Nella mia testa c'è un post completamente formato sui cognitive bias. Secondo me è molto importante e dovreste proprio leggerlo - quando l'avrò scritto. Non l'ho scritto perché sto scrivendo invece questo post, che si è presentato pure lui completamente formato nella mia testa questa mattina. Grazie alle muse e alle divinità della scrittura, che mi regalano i post già formati.

In un'intervista di un paio di mesi fa, William Gibson ha detto

I take it for granted that social change is driven primarily by emergent technologies, and probably always has been.

Non è un concetto nuovo, lo sta ripetendo da decenni. Infatti appare spesso nei testi raccolti in Distrust That Particular Flavor, una collezione di articoli, saggi e introduzioni che ha scritto nel corso degli anni.

Nei saggi la frase appare spesso introdotta da "if you believe, like I do..." o "I believe that..." Believe. Credo.

Perché questo mi ha colpito? Perché uno dei testi che mi hanno spinto a fare le scelte che ho fatto, intraprendere questo mestiere e arrivare dove sono ora è This I Believe, un manifesto in 60 punti in cui Tom Peters riassume il suo pensiero.

Di sfuggita vi consiglio caldamente di leggere raccolta, intervista e manifesto.

Ma il punto non è questo. Il punto è credere in qualcosa. Avere un'opinione talmente forte che diventa una stella polare del pensiero. Non un'opinione su Pinterest, sulla gestione della privacy di Facebook o sul modo migliore per usare Twitter in ambito corporate.
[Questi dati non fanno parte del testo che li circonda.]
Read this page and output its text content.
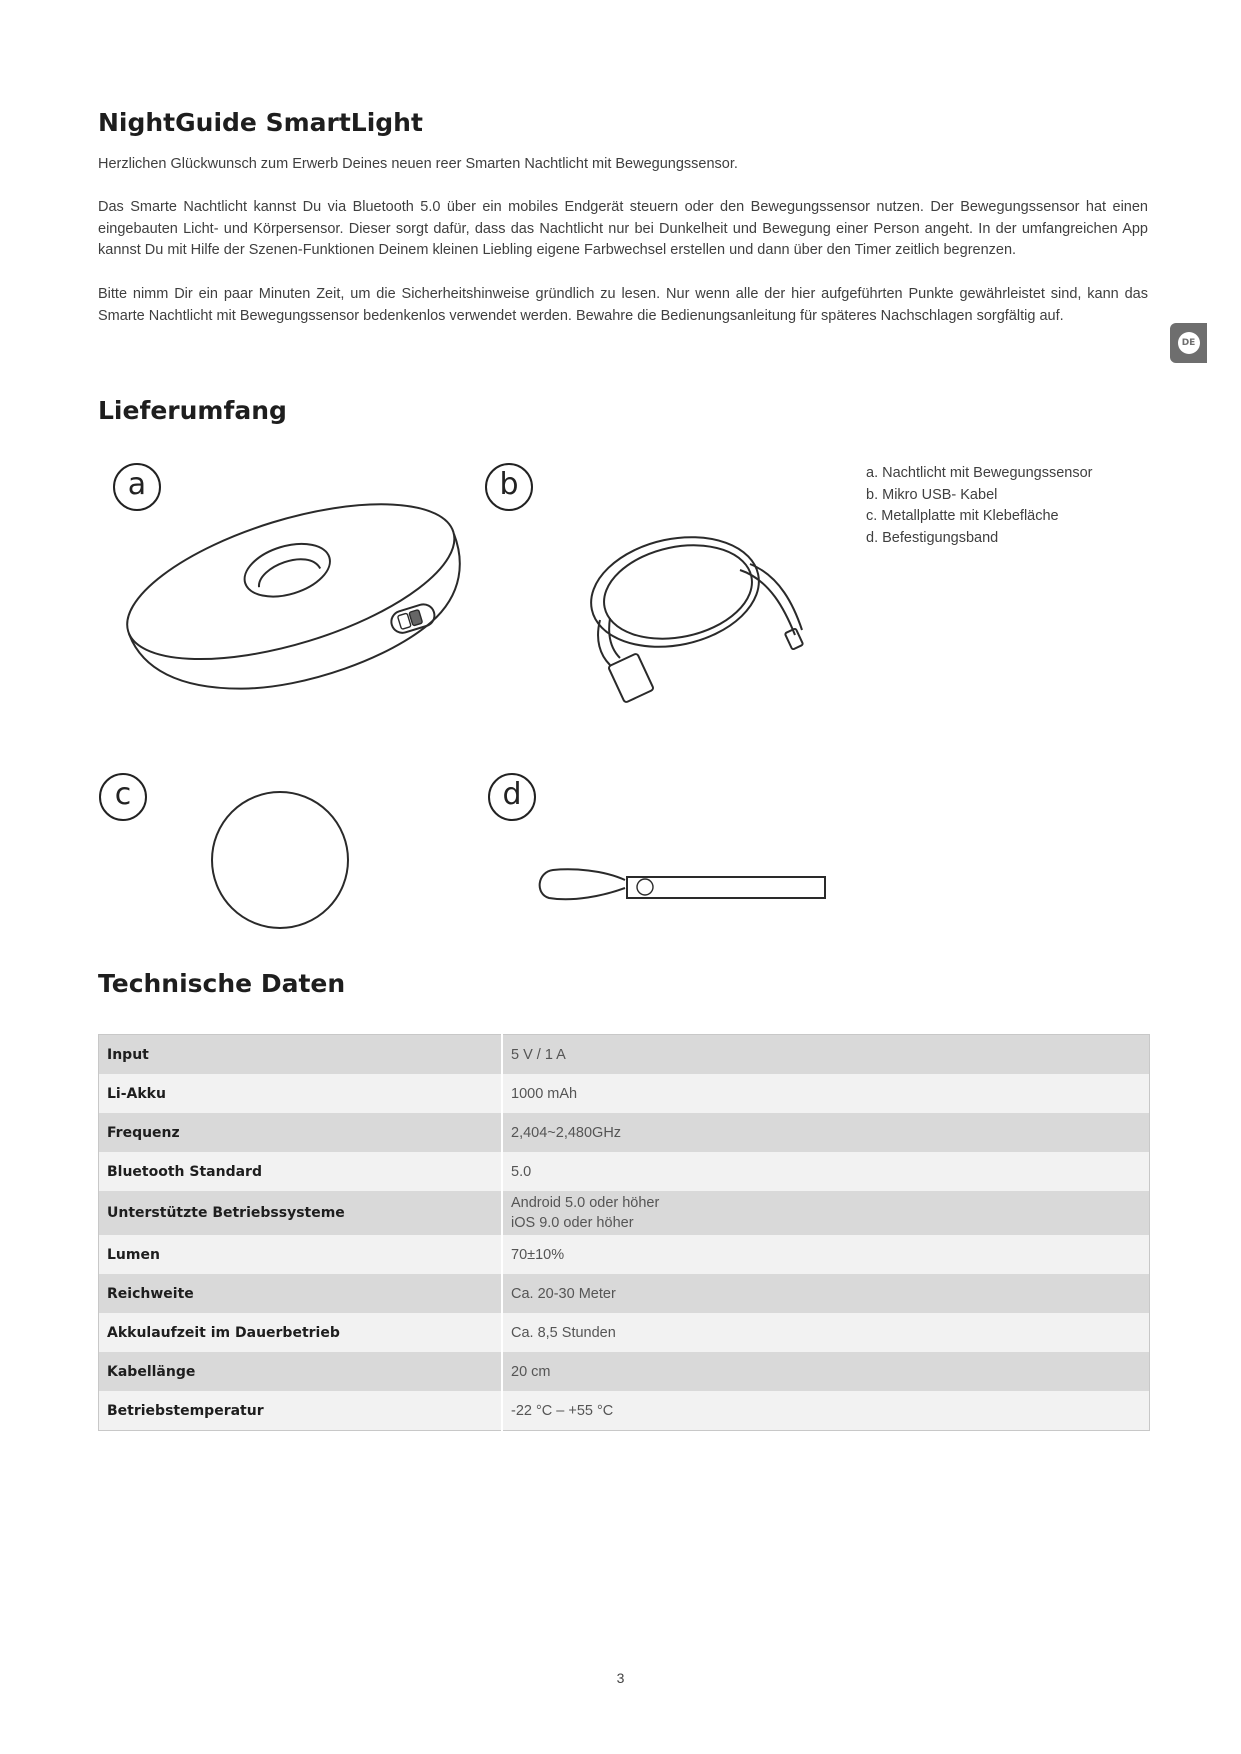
NightGuide SmartLight

Herzlichen Glückwunsch zum Erwerb Deines neuen reer Smarten Nachtlicht mit Bewegungssensor.

Das Smarte Nachtlicht kannst Du via Bluetooth 5.0 über ein mobiles Endgerät steuern oder den Bewegungssensor nutzen. Der Bewegungssensor hat einen eingebauten Licht- und Körpersensor. Dieser sorgt dafür, dass das Nachtlicht nur bei Dunkelheit und Bewegung einer Person angeht. In der umfangreichen App kannst Du mit Hilfe der Szenen-Funktionen Deinem kleinen Liebling eigene Farbwechsel erstellen und dann über den Timer zeitlich begrenzen.

Bitte nimm Dir ein paar Minuten Zeit, um die Sicherheitshinweise gründlich zu lesen. Nur wenn alle der hier aufgeführten Punkte gewährleistet sind, kann das Smarte Nachtlicht mit Bewegungssensor bedenkenlos verwendet werden. Bewahre die Bedienungsanleitung für späteres Nachschlagen sorgfältig auf.

DE
Lieferumfang
a	b
c	d
a. Nachtlicht mit Bewegungssensor
b. Mikro USB- Kabel
c. Metallplatte mit Klebefläche
d. Befestigungsband
Technische Daten
Input	5 V / 1 A
Li-Akku	1000 mAh
Frequenz	2,404~2,480GHz
Bluetooth Standard	5.0
Unterstützte Betriebssysteme	Android 5.0 oder höher
iOS 9.0 oder höher
Lumen	70±10%
Reichweite	Ca. 20-30 Meter
Akkulaufzeit im Dauerbetrieb	Ca. 8,5 Stunden
Kabellänge	20 cm
Betriebstemperatur	-22 °C – +55 °C
3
Ma qualcosa in cui credere a livello più alto che influenzi a cascata tutto il resto della nostra vita. Professionale, aggiungo, visto che questo è un blog professionale. Ma se siete fortunati e fate il lavoro che fate per passione, non c'è confine tra vita personale e vita professionale.

Voi in cosa credete? La domanda non è oziosa: quello in cui credono Gibson e Peters dà loro da mangiare e li ha resi gli autori celebri che sono, ciascuno nel proprio campo. Li ha resi delle autorità, dei punti di riferimento nei loro campi non per quello che scrivono ma per quello che pensano, da cui deriva ciò che scrivono.

Credere in qualcosa è difficile. Bisogna trovare il tempo di alzare la testa dal quotidiano e guardare lontano, all'orizzonte e poi guardare in basso per avere una visione d'insieme. Bisogna pensare e cercare collegamenti. Bisogna porsi delle domande e darsi delle risposte. Non bisogna far questo per prevedere il futuro, ma per trovare una spiegazione al presente, per comprendere il passato. La previsione, forse, verrà fuori da sola.

Voi in cosa credete?

Io in cosa credo? Queste note settimanali dovrebbero aiutarmi a trovare la risposta e forse qualche indizio qua e là c'è. Tra i buoni propositi dell'anno inserisco questo: completare la frase "io credo che".